Questo fenomeno aumenta il rischio di impresa: vuol dire che quando l’impresa guadagna fa grandi utili, ma quando l’impresa perde rischia il tracollo.
Come tutti sanno il rischio deve essere differenziato, megli sarebbe stato se le due curve non si fossero assomigliate per nulla, in questo caso perdite ed utili si sarebbero controbilanciate producendo, alla lunga, minori utili, ma con una bassa volatilità, col risultato di abbassare il rischio di impresa e di poter guardare con più fiducia al futuro.
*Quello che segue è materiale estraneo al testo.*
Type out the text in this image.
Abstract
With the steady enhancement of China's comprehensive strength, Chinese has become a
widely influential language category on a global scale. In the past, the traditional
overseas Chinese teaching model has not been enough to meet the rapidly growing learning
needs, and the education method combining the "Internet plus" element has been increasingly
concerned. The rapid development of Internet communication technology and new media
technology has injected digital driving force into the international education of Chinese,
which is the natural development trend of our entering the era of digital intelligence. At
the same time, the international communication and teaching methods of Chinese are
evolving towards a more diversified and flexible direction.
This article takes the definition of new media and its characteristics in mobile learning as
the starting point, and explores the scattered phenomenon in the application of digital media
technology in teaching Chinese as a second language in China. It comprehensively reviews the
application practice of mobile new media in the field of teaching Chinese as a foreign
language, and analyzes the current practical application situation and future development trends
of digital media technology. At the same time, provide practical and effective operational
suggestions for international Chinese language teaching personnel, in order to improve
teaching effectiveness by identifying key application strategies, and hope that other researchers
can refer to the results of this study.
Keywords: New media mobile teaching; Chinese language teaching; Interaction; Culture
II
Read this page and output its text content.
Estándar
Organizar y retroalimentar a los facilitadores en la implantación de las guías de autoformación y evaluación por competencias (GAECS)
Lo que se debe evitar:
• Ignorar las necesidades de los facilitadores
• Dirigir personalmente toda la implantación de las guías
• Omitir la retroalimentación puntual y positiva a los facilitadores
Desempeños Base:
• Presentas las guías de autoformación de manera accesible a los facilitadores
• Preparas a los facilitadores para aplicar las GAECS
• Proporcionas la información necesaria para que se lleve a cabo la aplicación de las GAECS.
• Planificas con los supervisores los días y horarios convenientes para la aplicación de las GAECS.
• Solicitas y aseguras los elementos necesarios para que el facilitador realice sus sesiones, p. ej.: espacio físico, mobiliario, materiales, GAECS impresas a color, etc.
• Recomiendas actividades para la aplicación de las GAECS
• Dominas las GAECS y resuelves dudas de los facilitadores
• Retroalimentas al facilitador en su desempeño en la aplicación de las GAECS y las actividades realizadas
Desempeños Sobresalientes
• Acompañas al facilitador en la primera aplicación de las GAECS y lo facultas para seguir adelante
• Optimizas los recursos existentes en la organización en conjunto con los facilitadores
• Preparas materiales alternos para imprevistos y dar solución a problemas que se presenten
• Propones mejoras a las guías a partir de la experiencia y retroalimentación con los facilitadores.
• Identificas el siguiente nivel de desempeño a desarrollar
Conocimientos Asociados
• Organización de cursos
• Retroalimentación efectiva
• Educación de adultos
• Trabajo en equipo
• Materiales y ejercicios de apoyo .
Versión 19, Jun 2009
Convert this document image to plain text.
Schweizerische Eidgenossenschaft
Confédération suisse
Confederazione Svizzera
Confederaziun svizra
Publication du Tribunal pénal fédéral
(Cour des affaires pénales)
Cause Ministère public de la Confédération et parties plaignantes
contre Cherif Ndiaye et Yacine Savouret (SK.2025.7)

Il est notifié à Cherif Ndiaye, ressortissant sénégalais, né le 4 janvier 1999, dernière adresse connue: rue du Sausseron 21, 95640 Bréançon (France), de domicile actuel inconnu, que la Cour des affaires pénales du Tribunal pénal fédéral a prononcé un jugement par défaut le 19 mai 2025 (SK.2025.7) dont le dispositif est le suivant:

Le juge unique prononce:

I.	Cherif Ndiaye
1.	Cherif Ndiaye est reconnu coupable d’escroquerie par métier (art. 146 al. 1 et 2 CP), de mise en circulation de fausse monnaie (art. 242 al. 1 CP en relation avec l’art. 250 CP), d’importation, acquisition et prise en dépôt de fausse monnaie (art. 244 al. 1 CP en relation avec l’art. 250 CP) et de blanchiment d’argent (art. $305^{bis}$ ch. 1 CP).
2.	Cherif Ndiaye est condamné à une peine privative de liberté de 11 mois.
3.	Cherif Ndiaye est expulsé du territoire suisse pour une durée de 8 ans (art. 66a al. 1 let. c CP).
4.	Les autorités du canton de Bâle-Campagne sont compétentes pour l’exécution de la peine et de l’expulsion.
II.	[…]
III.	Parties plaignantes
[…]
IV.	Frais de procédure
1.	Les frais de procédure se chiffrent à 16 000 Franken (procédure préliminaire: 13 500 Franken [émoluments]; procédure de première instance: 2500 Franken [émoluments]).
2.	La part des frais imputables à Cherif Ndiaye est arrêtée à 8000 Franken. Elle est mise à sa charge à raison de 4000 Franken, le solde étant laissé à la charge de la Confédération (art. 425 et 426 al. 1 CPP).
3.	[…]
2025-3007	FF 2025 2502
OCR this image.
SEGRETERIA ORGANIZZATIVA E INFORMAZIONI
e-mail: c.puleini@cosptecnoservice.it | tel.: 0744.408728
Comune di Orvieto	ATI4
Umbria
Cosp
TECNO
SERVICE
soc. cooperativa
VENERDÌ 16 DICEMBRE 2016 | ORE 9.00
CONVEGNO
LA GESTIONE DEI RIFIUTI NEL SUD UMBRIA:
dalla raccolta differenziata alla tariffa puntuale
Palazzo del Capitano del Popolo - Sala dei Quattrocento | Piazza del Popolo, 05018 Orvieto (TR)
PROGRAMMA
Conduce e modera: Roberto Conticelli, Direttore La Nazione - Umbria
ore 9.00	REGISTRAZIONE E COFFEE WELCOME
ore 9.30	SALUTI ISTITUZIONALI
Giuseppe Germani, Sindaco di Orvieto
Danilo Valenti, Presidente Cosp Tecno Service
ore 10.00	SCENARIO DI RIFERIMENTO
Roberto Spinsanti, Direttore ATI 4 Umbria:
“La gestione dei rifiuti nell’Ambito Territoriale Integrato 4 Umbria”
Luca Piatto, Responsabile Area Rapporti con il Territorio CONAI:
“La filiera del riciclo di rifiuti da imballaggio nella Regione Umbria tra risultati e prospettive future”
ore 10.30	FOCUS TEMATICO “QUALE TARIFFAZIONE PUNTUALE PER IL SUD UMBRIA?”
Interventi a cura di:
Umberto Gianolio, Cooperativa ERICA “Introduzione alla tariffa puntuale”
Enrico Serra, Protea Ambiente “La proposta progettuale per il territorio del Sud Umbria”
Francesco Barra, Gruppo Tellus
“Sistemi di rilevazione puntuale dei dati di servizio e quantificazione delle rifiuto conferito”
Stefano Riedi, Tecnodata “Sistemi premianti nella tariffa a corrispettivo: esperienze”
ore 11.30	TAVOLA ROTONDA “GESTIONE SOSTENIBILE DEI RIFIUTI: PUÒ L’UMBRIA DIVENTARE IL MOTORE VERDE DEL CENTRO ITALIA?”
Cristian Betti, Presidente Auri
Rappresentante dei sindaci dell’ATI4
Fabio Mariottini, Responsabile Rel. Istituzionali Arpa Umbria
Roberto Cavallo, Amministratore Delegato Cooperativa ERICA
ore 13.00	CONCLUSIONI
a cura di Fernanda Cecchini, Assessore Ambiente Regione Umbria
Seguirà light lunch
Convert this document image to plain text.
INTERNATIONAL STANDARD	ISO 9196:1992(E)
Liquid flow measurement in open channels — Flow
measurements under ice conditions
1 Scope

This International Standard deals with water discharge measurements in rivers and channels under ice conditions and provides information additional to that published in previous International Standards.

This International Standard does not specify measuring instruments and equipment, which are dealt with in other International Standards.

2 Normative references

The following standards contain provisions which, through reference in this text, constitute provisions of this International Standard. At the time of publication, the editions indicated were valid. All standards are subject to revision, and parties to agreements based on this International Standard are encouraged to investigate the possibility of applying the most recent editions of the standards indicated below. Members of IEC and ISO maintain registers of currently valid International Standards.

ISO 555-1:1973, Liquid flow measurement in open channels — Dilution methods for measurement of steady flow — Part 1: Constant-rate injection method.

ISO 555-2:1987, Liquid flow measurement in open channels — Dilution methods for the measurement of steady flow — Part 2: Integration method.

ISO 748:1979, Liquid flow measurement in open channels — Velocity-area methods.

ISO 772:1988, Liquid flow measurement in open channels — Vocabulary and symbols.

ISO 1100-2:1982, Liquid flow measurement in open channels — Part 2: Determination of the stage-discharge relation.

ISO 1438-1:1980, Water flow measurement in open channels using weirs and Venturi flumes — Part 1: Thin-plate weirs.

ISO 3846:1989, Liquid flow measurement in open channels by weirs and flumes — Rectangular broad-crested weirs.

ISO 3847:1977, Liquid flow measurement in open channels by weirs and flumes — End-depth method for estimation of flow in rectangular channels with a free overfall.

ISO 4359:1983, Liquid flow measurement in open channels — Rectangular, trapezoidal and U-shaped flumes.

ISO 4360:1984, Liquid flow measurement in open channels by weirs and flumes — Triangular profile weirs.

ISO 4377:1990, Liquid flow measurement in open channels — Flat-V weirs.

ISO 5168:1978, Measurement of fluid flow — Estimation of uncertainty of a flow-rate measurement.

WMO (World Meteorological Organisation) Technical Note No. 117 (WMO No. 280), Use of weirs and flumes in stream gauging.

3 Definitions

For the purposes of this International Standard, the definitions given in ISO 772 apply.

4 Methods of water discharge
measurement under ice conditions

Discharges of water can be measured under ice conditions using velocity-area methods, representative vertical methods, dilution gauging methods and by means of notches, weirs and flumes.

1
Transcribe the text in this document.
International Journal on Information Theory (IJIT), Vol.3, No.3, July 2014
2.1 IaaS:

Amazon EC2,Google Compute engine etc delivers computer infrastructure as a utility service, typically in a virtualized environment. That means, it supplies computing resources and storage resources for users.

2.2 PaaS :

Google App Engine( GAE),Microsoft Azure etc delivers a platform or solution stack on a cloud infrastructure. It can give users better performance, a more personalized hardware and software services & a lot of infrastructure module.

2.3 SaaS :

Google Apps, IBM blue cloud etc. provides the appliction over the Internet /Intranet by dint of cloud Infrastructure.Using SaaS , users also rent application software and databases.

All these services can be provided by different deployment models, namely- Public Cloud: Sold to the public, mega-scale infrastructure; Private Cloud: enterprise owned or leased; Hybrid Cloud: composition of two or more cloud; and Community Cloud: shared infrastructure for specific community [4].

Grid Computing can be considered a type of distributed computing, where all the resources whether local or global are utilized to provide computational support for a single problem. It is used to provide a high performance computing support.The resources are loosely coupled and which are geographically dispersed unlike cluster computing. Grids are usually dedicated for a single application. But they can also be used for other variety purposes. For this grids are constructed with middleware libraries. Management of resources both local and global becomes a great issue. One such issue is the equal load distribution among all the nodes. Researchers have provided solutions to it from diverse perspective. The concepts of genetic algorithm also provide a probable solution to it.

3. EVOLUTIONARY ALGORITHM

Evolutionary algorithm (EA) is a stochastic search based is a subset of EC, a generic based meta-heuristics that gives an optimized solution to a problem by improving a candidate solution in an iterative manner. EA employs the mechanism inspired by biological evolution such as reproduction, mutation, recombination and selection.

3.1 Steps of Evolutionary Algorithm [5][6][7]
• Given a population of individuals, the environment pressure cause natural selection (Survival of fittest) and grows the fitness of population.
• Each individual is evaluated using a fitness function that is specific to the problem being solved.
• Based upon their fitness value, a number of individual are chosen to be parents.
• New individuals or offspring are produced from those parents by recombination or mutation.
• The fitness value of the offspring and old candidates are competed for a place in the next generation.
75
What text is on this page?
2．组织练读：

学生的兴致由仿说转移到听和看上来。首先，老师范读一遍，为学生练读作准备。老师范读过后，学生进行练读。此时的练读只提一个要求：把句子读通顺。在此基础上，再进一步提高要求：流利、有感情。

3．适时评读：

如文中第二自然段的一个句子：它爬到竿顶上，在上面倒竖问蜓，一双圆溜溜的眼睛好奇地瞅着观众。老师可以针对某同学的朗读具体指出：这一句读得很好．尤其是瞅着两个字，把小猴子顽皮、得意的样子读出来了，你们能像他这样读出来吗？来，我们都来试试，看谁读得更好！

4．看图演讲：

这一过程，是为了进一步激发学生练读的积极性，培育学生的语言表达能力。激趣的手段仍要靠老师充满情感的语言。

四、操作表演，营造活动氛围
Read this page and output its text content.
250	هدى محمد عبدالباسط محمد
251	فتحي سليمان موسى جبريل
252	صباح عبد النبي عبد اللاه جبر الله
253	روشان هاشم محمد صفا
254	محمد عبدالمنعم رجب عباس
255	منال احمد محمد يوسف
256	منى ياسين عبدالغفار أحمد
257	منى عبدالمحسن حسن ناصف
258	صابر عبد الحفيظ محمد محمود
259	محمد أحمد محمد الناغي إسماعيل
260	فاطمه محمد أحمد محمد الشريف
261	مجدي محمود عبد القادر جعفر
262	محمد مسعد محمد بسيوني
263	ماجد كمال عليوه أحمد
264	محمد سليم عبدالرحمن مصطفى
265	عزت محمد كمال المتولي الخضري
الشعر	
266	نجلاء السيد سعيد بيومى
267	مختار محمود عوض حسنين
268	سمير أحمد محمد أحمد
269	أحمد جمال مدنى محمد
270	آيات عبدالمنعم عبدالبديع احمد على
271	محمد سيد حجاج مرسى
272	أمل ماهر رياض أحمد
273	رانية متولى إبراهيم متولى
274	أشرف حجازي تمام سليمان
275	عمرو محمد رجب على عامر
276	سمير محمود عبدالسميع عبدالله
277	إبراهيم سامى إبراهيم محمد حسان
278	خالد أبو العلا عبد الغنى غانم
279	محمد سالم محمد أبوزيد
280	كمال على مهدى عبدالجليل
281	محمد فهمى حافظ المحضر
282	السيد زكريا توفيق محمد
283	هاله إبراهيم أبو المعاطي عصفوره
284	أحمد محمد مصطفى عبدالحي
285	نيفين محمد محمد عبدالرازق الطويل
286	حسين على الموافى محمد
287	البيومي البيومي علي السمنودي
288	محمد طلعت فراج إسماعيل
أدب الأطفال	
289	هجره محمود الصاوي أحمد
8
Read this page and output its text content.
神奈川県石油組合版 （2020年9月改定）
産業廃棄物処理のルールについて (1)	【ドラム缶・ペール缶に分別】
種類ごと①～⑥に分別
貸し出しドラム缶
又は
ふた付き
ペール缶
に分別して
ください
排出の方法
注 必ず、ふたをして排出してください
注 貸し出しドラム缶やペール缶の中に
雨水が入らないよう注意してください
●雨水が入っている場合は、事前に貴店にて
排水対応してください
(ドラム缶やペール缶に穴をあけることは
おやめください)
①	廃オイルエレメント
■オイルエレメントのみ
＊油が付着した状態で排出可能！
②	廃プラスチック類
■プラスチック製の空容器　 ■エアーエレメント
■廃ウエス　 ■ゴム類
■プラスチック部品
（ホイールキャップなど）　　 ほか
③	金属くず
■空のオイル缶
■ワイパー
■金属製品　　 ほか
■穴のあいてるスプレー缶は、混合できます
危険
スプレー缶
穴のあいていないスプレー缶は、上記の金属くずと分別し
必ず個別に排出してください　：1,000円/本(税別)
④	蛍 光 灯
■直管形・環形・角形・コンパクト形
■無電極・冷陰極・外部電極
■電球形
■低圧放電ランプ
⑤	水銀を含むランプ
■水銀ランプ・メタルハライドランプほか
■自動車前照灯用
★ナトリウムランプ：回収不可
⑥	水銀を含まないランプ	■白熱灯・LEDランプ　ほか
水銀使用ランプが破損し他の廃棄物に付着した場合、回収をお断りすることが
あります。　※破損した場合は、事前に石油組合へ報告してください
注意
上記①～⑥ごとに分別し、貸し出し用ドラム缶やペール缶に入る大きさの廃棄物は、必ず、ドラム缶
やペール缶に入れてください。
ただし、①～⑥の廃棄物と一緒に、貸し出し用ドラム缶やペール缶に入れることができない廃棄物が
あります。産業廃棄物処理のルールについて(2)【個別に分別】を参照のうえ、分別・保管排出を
Questa seconda ipotesi avrebbe avuto anche minori costi sociali limitando l’eventuale cassa integrazione nei futuri momenti di inevitabile crisi e normalizzando i livelli occupazzionali.
Purtroppo, però, le curve delle vendite sono quelle mostrate e questa ipotesi resta solo una chimera.
Lea 2
26 mag 2009 - 12:35 - #109
quelle curve riguardano il passato. sennò, i piani industriali presentati a che servono?
fc77
26 mag 2009 - 12:36 - #11lea 2 ??????? il ritorno!!!!!!! come mai????????
Lea 2
26 mag 2009 - 12:38 - #1211
una rinfrescata….. vista questa primavera torrida! ;D
fc77
26 mag 2009 - 12:38 - #13presty,sulle sue capacità tanto di cappello ,ho solo paura x quei pochi stabilimenti italiani.
Prestigiacomo
26 mag 2009 - 12:39 - #14Lea dice il vero se Marchionne vuole la Opel significa che ha un piano in testa ed intende seguirlo.
Possibile che siate tutti così scettici.
Prestigiacomo
26 mag 2009 - 12:42 - #15fc77:
Ho fatto una premessa, gli stabilimenti italiani non si toccano.
Lea:
ti consiglio per ora di postare col tuo vecchio nik, altrimenti il tuo karma torna in picchiata!!!!!
fc77
26 mag 2009 - 12:45 - #16presty,ma tu come io non siamo i capi quindi……
Prestigiacomo
26 mag 2009 - 13:01 - #17fc77:
Speriamo che non li chiudano.
Lea 2
26 mag 2009 - 15:16 - #18Grazie Presty, starò attenta e all’uopo (come mi fa senso questa parola…brrr), torno al mio vecchio nick.
fc77
capisco che la preoccupazione sia non chiudere gli stabilimenti, ma credo invece che la prima preoccupazione (e proprio x gli operai), debba essere: vogliamo tenerla in vita la Fiat, magari più competitiva nel mercato, oppure la facciamo chiudere? mi sembra che molti di coloro che si preoccupano degli stabilimenti nn abbiamo capito che il rischio vero è che in pochissimi anni si chiuda definitivamente. d’altronde si sa: solo 4 grandi operatori dell’automobile resteranno in vita nei prossimi anni. quindi, meglio ridurre, se è il caso, gli stabilimenti e far sopravviverne almeno qualcuno, che farli chiudere tutti o quasi (o far svendere la Fiat).